After losing a series to the Royals, the O's finish up the brief homestand with a pair of games against the Pirates.

Jonathan Dyer-USA TODAY Sports

A two-game series? Against a National League team? With off-days bracketing it? This is already weird.

Tuesday, 29 April: Chris Tillman vs. Charlie Morton
Tillman Morton
Stat 2013 YTD 2013 YTD
IP 206.1 32.0 116.0 31.0
ERA 3.71 3.38 3.26 4.35
FIP 4.42 4.37 3.60 4.64
AVG/OBP/SLG Against .241/.303/.427 .242/.297/.398 .261/.339/.344 .261/.353/.383

Tillman finally had a bad start his last time out, giving up seven runs (including three homers) in a slugfest at Toronto's Rogers Centre. However, he still managed to pitch 5.2 innings, and after giving up six of those runs in the second inning, he limited further damage, allowing the Orioles' offense to make a big comeback. Despite that start, his ERA is still very respectable, though his FIP being a run higher is always going to be a concern.

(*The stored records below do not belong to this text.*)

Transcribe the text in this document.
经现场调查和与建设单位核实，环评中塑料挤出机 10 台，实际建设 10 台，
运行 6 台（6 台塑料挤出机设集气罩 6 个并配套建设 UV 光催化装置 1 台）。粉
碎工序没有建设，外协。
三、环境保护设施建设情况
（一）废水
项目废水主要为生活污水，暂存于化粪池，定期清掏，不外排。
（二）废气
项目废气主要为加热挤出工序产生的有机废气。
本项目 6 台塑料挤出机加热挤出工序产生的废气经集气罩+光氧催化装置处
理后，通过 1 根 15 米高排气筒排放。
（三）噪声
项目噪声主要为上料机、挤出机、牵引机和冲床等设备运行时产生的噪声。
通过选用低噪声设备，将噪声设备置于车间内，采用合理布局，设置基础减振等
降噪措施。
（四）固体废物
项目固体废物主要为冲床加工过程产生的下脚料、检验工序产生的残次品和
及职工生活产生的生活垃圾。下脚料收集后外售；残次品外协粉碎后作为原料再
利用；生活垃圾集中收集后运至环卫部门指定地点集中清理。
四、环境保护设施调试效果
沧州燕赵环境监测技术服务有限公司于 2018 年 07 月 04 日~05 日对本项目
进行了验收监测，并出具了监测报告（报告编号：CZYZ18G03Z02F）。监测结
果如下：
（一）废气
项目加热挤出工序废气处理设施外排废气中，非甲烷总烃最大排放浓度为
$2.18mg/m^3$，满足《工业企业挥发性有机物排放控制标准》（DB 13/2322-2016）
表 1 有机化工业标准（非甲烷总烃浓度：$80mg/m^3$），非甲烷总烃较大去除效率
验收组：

Morton's been with the Pirates since 2009, after making his major league debut for the Braves in 2008. He's a very fastball-centric pitcher, throwing two-seamers about 70% of the time to righties and 40-50% of the time to lefties, along with a four-seamer to make up the difference against the latter. His other main pitch is a curveball, which he tends to save for strikeouts and other times he's ahead in the count. While he gets a lot of ground balls, having posted a GB% over fifty since 2011, he has a massive career platoon split, with lefties hitting for an .894 OPS and .391 wOBA against him, compared to .667 and .298 for righties. Expect a lefty-heavy lineup for the O's tonight.

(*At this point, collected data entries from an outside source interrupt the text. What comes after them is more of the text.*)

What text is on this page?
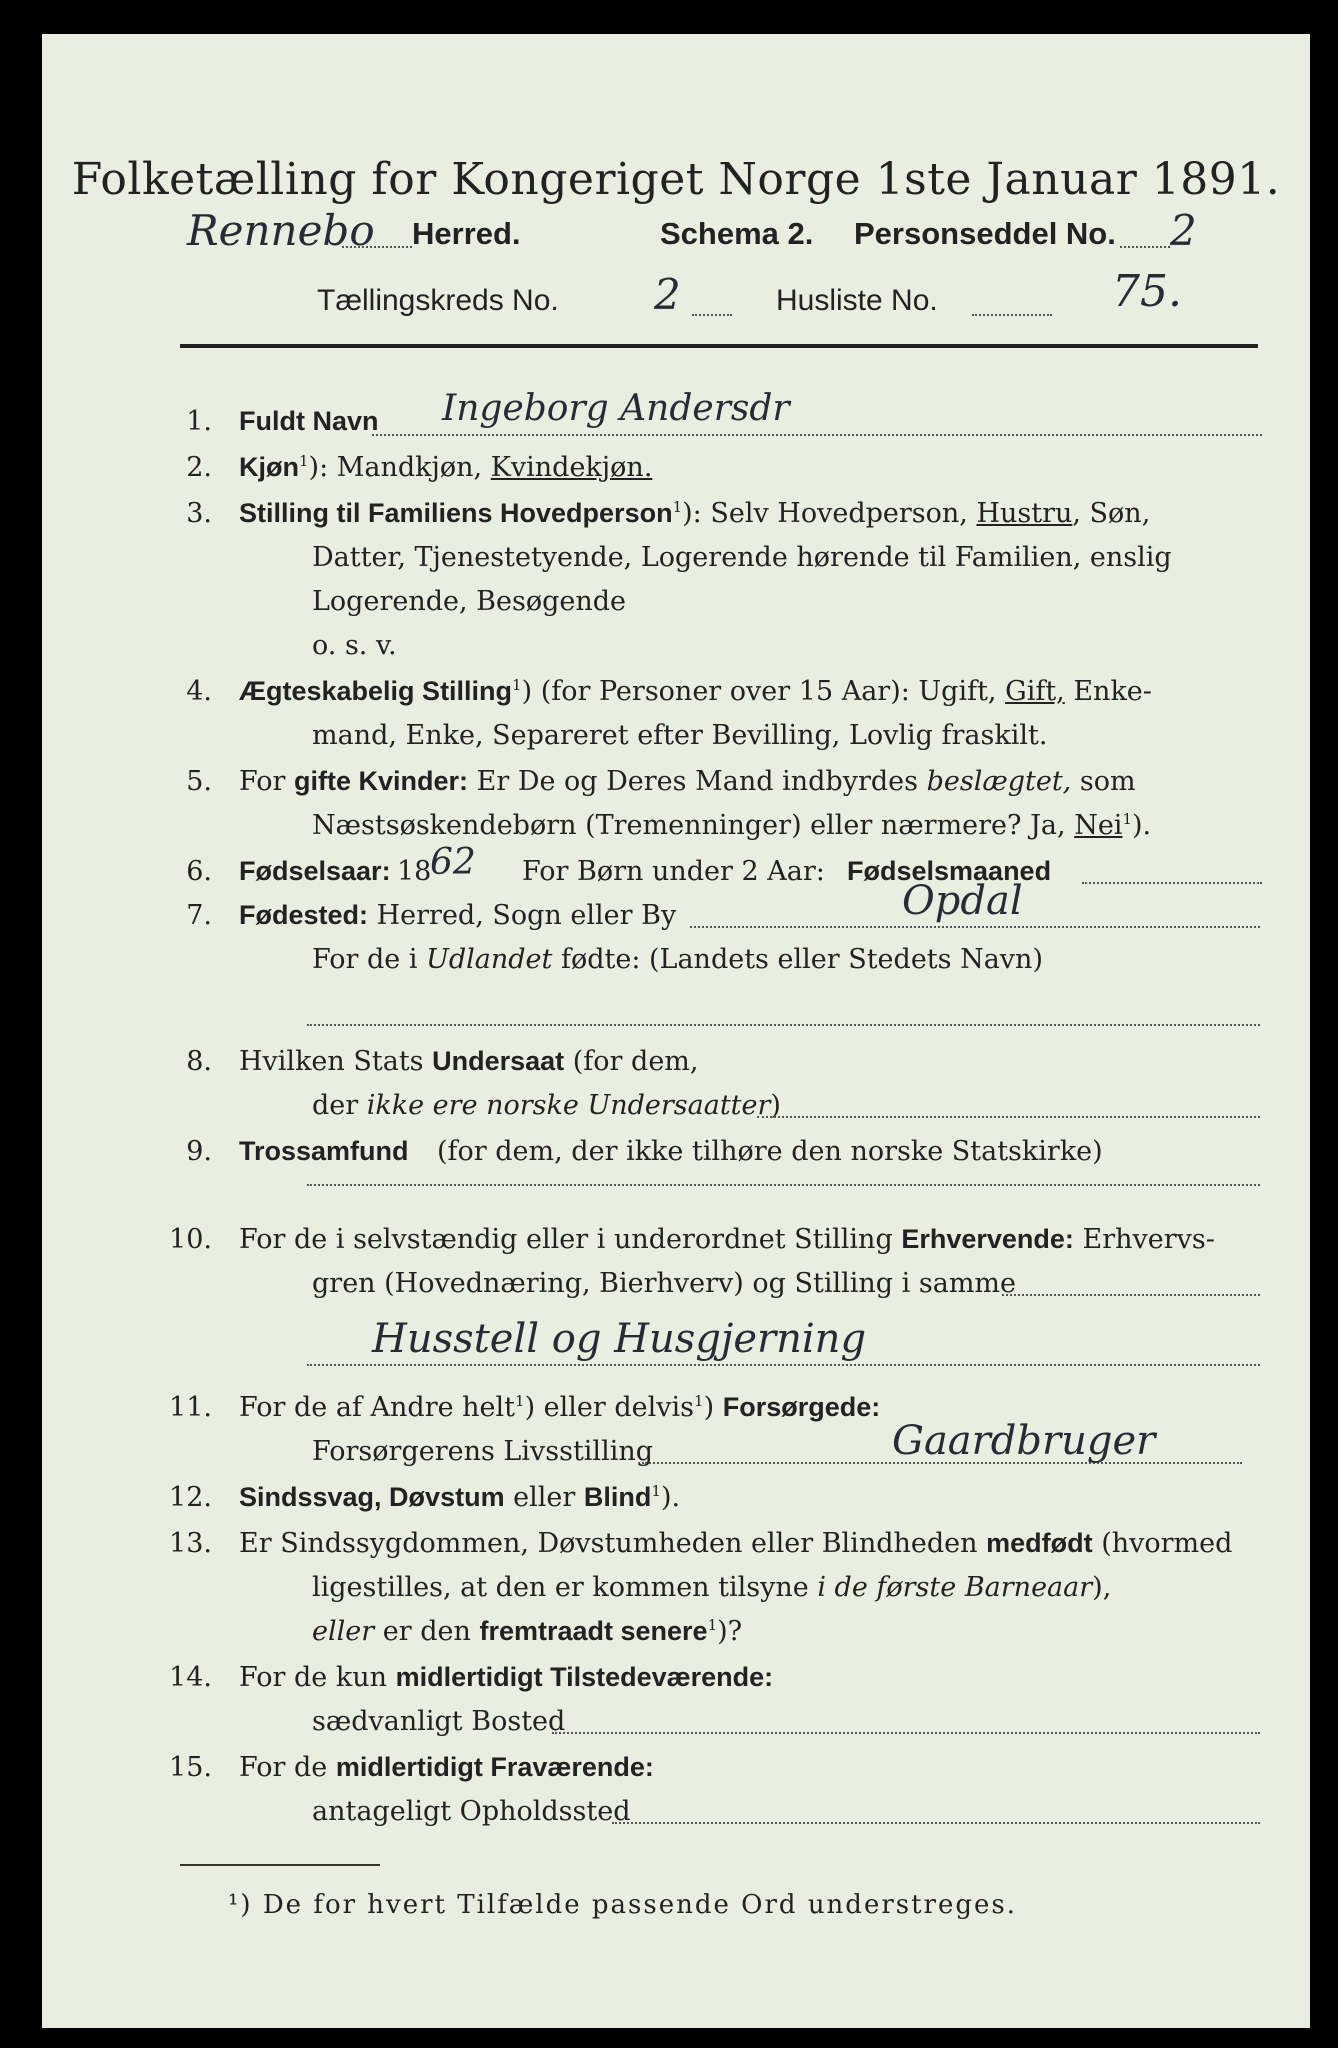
Folketælling for Kongeriget Norge 1ste Januar 1891.
Rennebo Herred.	Schema 2. Personseddel No. 2
Tællingskreds No. 2	Husliste No.	75.
1. Fuldt Navn Ingeborg Andersdr
2. Kjøn$^1$): Mandkjøn, Kvindekjøn.
3. Stilling til Familiens Hovedperson$^1$): Selv Hovedperson, Hustru, Søn,
Datter, Tjenestetyende, Logerende hørende til Familien, enslig
Logerende, Besøgende
o. s. v.
4. Ægteskabelig Stilling$^1$) (for Personer over 15 Aar): Ugift, Gift, Enke-
mand, Enke, Separeret efter Bevilling, Lovlig fraskilt.
5. For gifte Kvinder: Er De og Deres Mand indbyrdes beslægtet, som
Næstsøskendebørn (Tremenninger) eller nærmere? Ja, Nei$^1$).
6. Fødselsaar: 18
62 For Børn under 2 Aar: Fødselsmaaned
7. Fødested: Herred, Sogn eller By	Opdal
For de i Udlandet fødte: (Landets eller Stedets Navn)
8. Hvilken Stats Undersaat (for dem,
der ikke ere norske Undersaatter)
9. Trossamfund (for dem, der ikke tilhøre den norske Statskirke)
10. For de i selvstændig eller i underordnet Stilling Erhvervende: Erhvervs-
gren (Hovednæring, Bierhverv) og Stilling i samme
Husstell og Husgjerning
11. For de af Andre helt$^1$) eller delvis$^1$) Forsørgede:
Forsørgerens Livsstilling	Gaardbruger
12. Sindssvag, Døvstum eller Blind$^1$).
13. Er Sindssygdommen, Døvstumheden eller Blindheden medfødt (hvormed
ligestilles, at den er kommen tilsyne i de første Barneaar),
eller er den fremtraadt senere$^1$)?
14. For de kun midlertidigt Tilstedeværende:
sædvanligt Bosted
15. For de midlertidigt Fraværende:
antageligt Opholdssted
¹) De for hvert Tilfælde passende Ord understreges.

Wednesday, 30 April: Bud Norris vs. Brandon Cumpton
Norris Cumpton
Stat 2013 YTD 2013 YTD
IP 176.2 24.1 30.2 7.0
ERA 4.18 4.44 2.05 2.57
FIP 3.86 4.69 2.62 3.37
AVG/OBP/SLG Against .283/.349/.429 .264/.316/.462 .226/.262/.278 .167/.268/.250

Norris gave the O's a bare-minimum quality start last week, giving up three runs over six innings in Toronto. He's also the only starting pitcher in this series who's seen a significant amount of his opponents, having played in the NL for most of his career. Whether that will work for or against him is anyone's guess.

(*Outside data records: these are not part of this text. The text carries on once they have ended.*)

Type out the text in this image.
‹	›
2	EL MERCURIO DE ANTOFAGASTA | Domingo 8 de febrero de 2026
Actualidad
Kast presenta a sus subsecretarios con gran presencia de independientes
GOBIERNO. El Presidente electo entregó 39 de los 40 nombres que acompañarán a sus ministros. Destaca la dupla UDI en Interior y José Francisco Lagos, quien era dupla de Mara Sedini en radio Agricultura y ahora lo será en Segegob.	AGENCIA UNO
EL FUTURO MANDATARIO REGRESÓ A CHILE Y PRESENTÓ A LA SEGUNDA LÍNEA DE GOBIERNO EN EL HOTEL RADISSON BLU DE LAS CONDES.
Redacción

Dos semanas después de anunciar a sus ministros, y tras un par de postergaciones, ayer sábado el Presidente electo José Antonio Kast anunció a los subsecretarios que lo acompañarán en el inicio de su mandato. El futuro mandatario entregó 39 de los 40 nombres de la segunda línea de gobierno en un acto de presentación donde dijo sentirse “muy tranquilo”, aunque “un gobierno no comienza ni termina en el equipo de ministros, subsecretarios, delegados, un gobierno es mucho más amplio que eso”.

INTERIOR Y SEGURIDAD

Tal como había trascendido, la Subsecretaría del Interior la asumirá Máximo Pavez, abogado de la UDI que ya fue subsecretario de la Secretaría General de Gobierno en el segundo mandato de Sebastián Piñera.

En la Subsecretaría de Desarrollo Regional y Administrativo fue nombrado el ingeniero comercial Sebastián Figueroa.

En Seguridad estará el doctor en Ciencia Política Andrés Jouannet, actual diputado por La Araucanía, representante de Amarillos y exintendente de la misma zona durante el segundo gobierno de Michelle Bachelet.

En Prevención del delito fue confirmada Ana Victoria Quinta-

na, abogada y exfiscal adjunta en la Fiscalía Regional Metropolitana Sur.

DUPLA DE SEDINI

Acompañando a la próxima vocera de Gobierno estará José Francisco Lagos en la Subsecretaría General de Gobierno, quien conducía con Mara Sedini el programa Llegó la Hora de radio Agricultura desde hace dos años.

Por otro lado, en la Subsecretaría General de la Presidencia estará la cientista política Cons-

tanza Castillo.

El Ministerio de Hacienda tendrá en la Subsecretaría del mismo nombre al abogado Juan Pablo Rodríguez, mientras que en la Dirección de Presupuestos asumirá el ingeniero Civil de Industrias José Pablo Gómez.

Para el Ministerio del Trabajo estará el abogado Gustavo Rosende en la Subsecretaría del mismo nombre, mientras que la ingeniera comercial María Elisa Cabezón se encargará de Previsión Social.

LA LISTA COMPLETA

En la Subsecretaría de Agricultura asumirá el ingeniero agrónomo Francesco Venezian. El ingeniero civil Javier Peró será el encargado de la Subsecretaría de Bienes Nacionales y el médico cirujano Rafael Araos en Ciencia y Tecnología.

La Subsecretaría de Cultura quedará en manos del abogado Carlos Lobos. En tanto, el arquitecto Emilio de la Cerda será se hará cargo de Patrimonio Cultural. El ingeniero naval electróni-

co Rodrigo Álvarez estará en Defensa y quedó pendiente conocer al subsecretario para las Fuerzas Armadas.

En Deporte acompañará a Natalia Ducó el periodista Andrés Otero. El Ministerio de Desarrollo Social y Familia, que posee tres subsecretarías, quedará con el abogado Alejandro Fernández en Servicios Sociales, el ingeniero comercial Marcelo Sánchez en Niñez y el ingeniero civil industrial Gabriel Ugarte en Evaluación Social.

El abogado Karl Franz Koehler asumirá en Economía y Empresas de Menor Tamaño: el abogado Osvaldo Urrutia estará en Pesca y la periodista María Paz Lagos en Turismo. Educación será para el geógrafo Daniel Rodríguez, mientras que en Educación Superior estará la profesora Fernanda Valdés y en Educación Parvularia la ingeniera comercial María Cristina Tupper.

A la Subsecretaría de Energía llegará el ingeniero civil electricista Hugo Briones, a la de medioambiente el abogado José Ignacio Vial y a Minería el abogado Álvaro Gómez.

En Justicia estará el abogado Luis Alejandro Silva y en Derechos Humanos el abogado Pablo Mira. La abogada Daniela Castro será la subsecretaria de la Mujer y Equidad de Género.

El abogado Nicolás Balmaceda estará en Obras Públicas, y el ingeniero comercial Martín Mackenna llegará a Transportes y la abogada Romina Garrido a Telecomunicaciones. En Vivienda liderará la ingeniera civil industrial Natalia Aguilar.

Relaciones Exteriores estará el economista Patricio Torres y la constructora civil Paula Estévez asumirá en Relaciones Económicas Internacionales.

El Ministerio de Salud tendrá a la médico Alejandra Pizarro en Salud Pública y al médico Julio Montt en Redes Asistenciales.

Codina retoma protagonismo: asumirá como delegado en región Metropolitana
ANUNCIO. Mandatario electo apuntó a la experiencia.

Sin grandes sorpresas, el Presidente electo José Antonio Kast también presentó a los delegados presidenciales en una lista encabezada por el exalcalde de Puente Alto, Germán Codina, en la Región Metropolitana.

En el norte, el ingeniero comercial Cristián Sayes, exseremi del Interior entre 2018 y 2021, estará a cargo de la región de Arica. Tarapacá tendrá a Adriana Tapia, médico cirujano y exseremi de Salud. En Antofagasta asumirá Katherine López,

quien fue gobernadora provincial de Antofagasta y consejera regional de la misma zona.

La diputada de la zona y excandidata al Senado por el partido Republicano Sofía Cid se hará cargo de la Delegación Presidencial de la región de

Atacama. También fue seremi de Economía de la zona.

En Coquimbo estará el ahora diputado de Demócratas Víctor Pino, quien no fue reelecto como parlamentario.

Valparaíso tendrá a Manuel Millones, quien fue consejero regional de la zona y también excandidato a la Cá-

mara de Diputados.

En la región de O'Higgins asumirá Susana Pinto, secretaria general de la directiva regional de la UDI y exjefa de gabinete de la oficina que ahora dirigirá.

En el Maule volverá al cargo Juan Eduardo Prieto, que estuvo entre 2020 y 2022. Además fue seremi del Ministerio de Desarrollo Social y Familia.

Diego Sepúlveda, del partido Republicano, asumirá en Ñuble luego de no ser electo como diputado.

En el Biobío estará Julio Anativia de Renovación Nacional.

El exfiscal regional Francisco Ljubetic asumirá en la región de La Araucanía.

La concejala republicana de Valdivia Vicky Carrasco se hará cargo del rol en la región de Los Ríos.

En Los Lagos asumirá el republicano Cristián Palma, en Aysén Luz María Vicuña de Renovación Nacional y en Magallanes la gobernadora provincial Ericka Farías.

Cumpton's thrown less than forty innings in the majors and just one start this year. The rookie posts a below-average strikeout rate but hardly walks anyone. He's gotten very lucky with home runs so far, though, having a career HR/FB rate of 2.9%. That's definitely not sustainable, and Camden Yards is a fair bet for a ballpark to reverse that sort of luck. Cumpton is basically a fastball-slider pitcher, throwing a four-seamer 65-70% of the time to all batters, with the rest being sliders against right-handed hitters and a mix of sliders and changeups against lefties.